Ashley-Martin J, Levy AR, Arbuckle TE, Platt RW, Marshall JS, Dodds L. Environmental Health. 2015 Jun 18;14:52. doi: 10.1186/s12940-015-0046-3

The fetal period is a critical window of immune system development resulting in increased susceptibility to the potentially harmful effects of environmental exposures. Scientists have speculated that certain metals, pesticides, and polychlorinated biphenyls (PCBs) may have toxic effects on the immune system, which may become evident as a changed immune system profile at birth. The immune system biomarkers immunoglobulin E (IgE), thymic stromal lymphopoietin (TSLP), and interleukin-33 (IL-33) play a key role in the cause(s) of childhood allergies and are detectable at birth. [A biomarker is any measurable substance in an organism that can be used as an indicator of a particular disease state, environmental exposure, or some other physiological state. IgE is an antibody component of the immune system, and TSLP and IL-33 are cytokines (i.e., small proteins that are important in cell signalling)].

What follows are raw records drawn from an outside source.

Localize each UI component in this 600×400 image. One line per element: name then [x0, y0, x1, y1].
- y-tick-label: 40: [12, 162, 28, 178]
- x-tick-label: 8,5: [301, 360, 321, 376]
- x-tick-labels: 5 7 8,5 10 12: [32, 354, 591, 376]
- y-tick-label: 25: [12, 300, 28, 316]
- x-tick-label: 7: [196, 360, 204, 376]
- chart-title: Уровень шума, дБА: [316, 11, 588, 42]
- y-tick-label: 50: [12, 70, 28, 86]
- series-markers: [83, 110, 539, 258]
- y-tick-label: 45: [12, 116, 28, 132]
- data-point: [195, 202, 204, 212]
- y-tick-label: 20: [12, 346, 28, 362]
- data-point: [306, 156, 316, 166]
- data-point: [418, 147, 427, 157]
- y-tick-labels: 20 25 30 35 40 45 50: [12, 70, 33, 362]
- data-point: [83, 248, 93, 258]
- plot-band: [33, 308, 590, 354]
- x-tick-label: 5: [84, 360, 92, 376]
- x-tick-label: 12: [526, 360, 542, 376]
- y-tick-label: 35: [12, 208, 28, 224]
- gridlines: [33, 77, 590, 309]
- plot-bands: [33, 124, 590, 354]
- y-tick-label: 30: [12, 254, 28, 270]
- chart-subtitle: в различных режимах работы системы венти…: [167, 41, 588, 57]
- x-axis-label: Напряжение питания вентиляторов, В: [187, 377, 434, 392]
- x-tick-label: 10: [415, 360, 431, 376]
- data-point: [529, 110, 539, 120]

In this study led by researchers at Dalhousie University, the relationship between levels of metals (e.g., lead, mercury), PCBs, and a range of pesticides (e.g., DDT metabolites, organophosphorus pesticide metabolites) in maternal blood or urine, and elevated levels of IgE, TSLP, and IL-33 in the umbilical cord blood of newborn infants was examined. [This study is parallel to a similar one done by these same researchers and titled “Prenatal Exposure to Phthalates, Bisphenol A and Perfluoroalkyl Substances and Cord Blood Levels of IgE, TSLP and IL-33”]. The study used data collected in the MIREC Study involving 2,001 pregnant women, 1,258 of whom had a singleton, term birth and provided a cord blood sample.

In this primarily urban Canadian population of pregnant women and their newborn infants, the researchers found that levels of PCBs, pesticides, and metals in maternal blood or urine were not associated with adverse effects on the infant immune system.

Further research is needed to see if the results observed in this study are seen in other studies and populations.